DOJ on Google Book Settlement: Get Me Another Rewrite
The Department of Justice still isn’t sold on the Google Books settlement agreement. In a brief filed late Thursday, the DOJ said that significant legal problems remain despite the considerable changes Google, publishers and authors have made to it.
“Although the United States believes the parties have approached this effort in good faith and the amended settlement agreement is more circumscribed in its sweep than the original proposed settlement, the amended settlement agreement suffers from the same core problem as the original agreement,” the DOJ said in a filing with the U.S. District Court for the Southern District of New York.
“It is an attempt to use the class action mechanism to implement forward-looking business arrangements that go far beyond the dispute before the court in this litigation,” the report continues. “Under the [revised proposal], Google would remain the only competitor in the digital marketplace with the rights to distribute and otherwise exploit a vast array of works in multiple formats.
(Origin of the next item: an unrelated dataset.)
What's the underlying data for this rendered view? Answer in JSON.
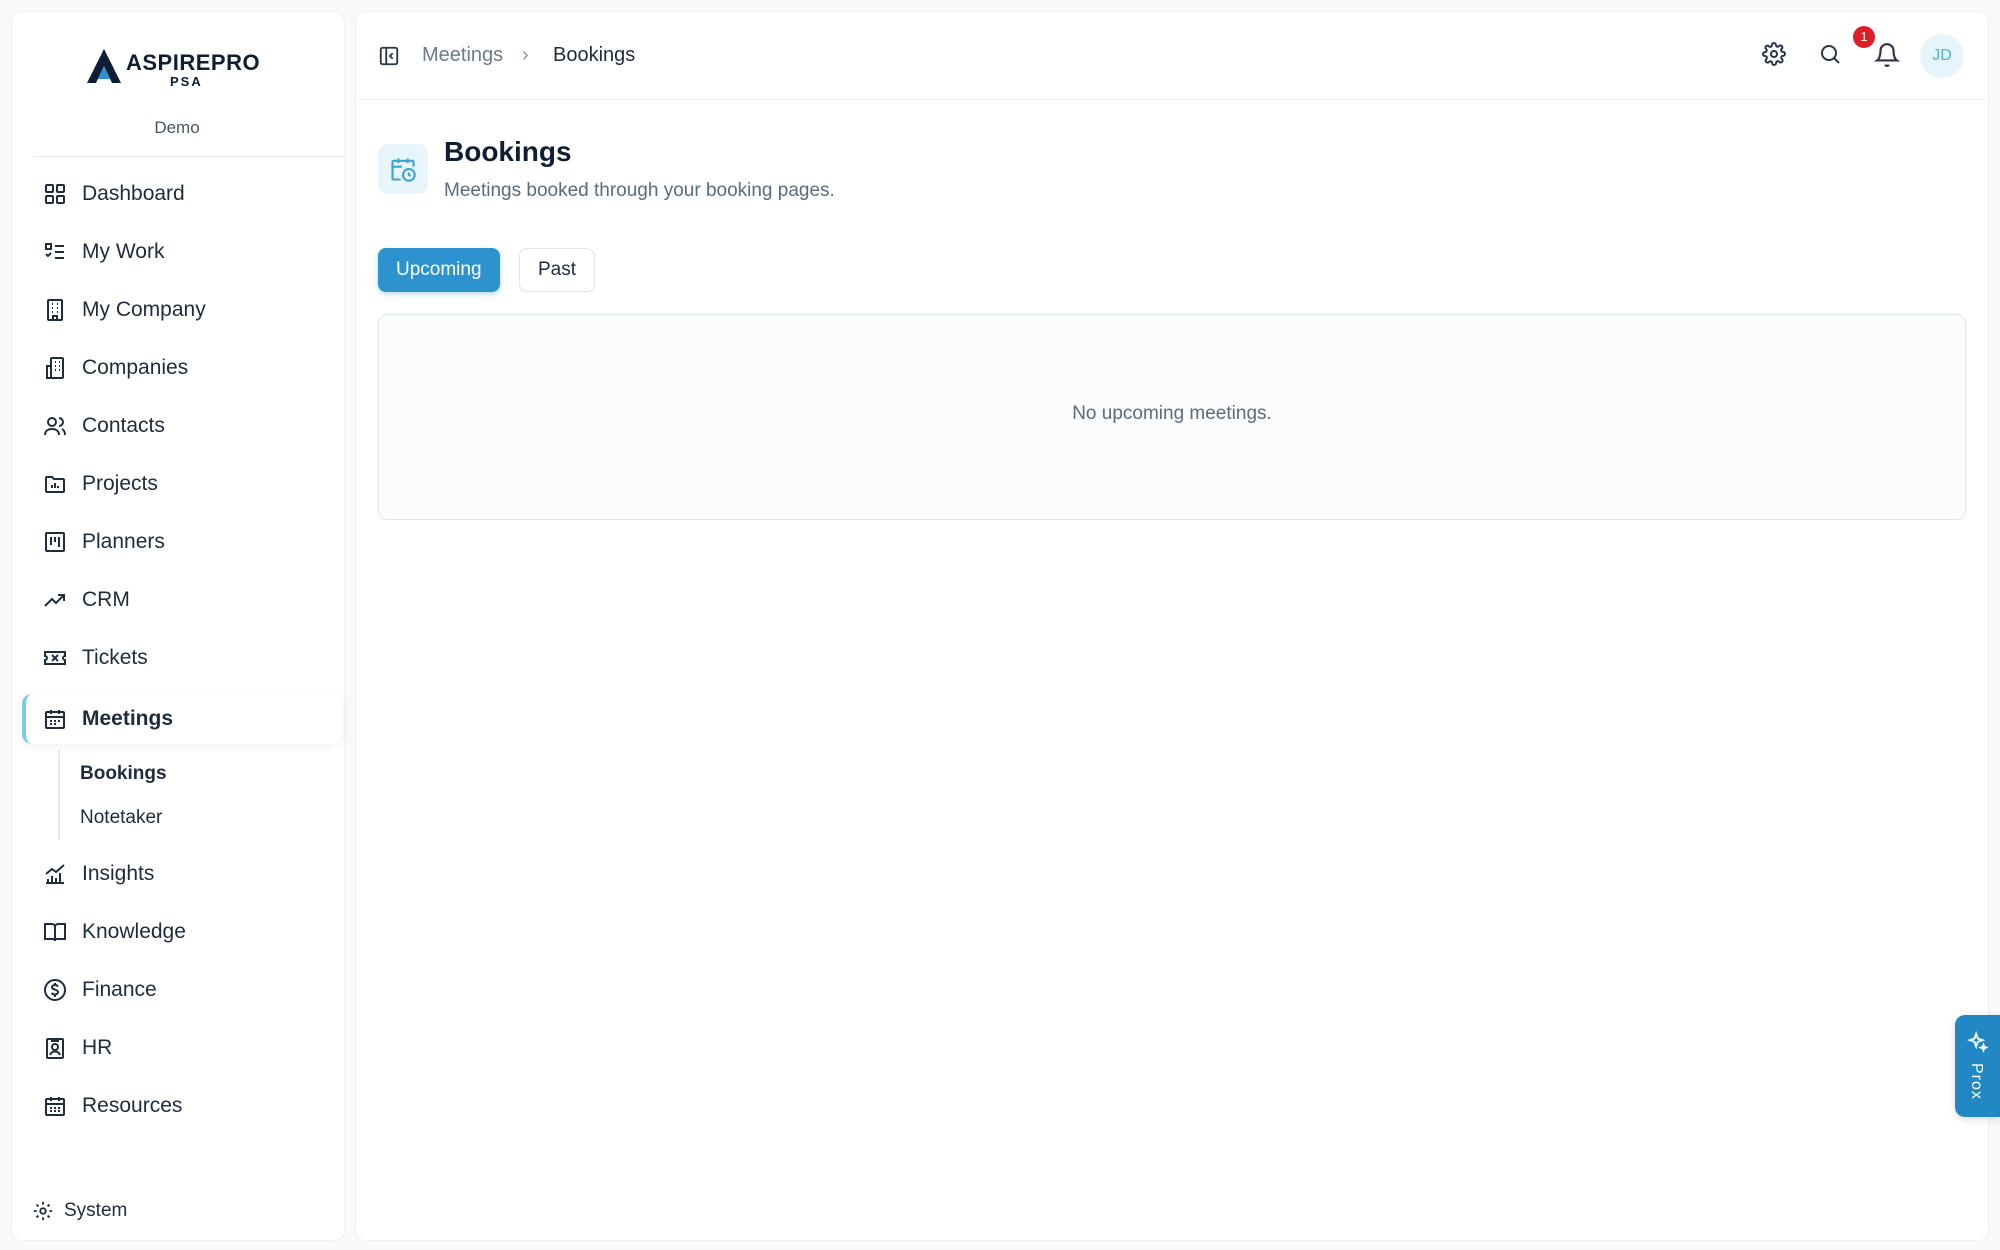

Google also would have the exclusive ability to exploit unclaimed works–including so-called ‘orphan works’–without risk of liability.”
And then there was this:
Google’s exclusive access to millions and millions of books may well benefit Google’s existing online search business. Google already holds a relatively dominant market share in that market. That dominance may be further entrenched by its exclusive access to content through the ASA. Content that can be discovered by only one search engine offers that search engine at least some protection from competition. This outcome has not been achieved by a technological advance in search or by operation of normal market forces; rather, it is the direct product of scanning millions of books without the copyright holders’ consent.
In other words, the amended deal continues to give Google (GOOG) significant anticompetitive advantages and rewards the company for scanning books in violation of copyright protections. And while the Justice Department did not go so far as to explicitly urge rejection of the deal, it recommended that parties to the settlement make further changes before the Feb. 18 fairness hearing at which it is to be reviewed.
Another setback for Google, or as Gary Reback–a Silicon Valley antitrust lawyer who represents Microsoft (MSFT) and the Open Book Alliance, a coalition opposed to the settlement–said, the filing is a “profound embarrassment–bordering on an outright humiliation” for the search company.